Here are a couple interesting things you can do. Let's say you've got a bunch of customers with a few invoices each, and you just want to know how much each of them has spent. You take your one customer record and you add many invoice records together to get the total they spent on all invoices.
You can also multiply items: let's say your invoice table has the item price, and number of items purchased on the invoice, but not the total per invoice. You can multiply item price by number of items to get the total.
Click on the Queries icon and choose to create a query in Design view.
You'll get a window where you can choose which table to use. In this example I'll use the invoices table. Click Add to add the table.
Then double-click a few fields to add them. I'm going to add a few here, then delete some later.
Now I've got the fields added.
If I click Run Query then I just get those fields.
Note I have the unit price and number of items but not the total per invoice. Here's how to do that. Just type as shown in the far right column. It is case sensitive.
Clicking Run Query gives the results.
Which look like this--you get the Alias you typed, not the multiplication. Note however that it is not formatted as currency in this example. If you want to change it you can right-click on the column heading, choose Column Format, and select a currency or number format.
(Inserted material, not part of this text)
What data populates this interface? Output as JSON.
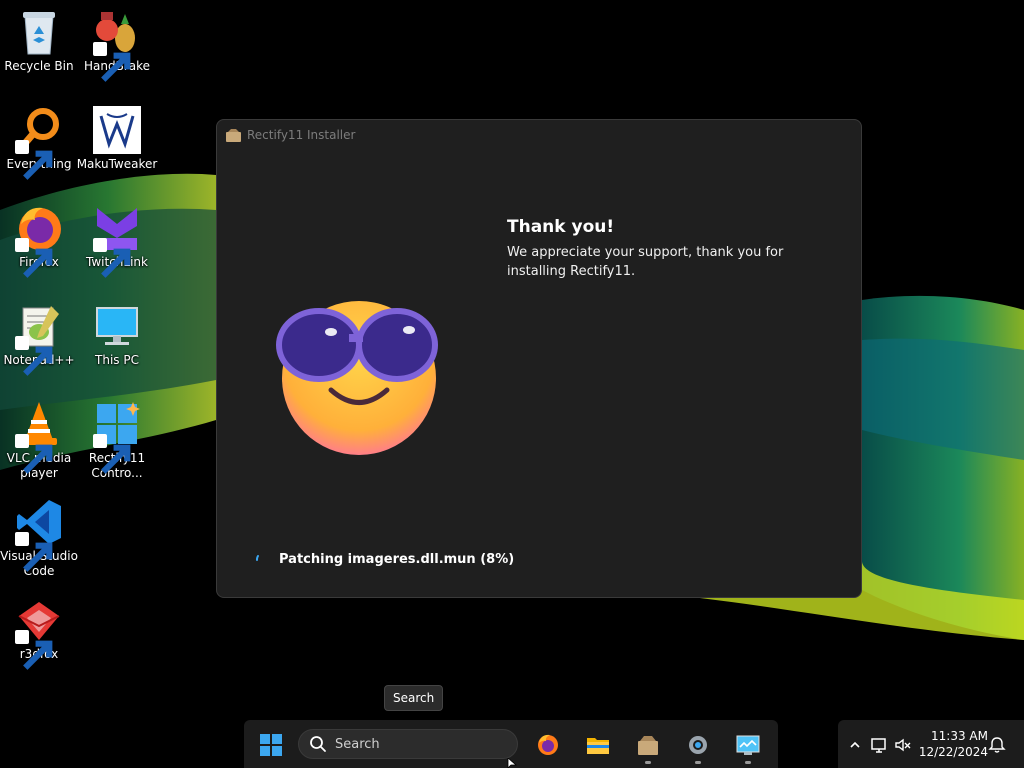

And here's what that looks like.
Here's a note. You don't have to have the fields you're multiplying in the query. You can unmark the checkmarks as shown and they won't show up. Or you don't even have to have them at all; you can right-click on any column head and choose Delete to remove it from the query. (Do this in the bottom area of the query where you do the defining, not the top where you see the results.)
Now you're thinking about doing that sum thing, adding up all the totals for all the multiple invoice for each single customer. For this, you need to have just the customer ID (one) and the calculated field (many for each one customer). So I deleted everything but those two columns.
Then for the single field I selected Group in the function list, and I select Sum for the many field, as shown.
Run query, and here are the results. Note that now each customer is only listed once, and the total for their invoices is calculated.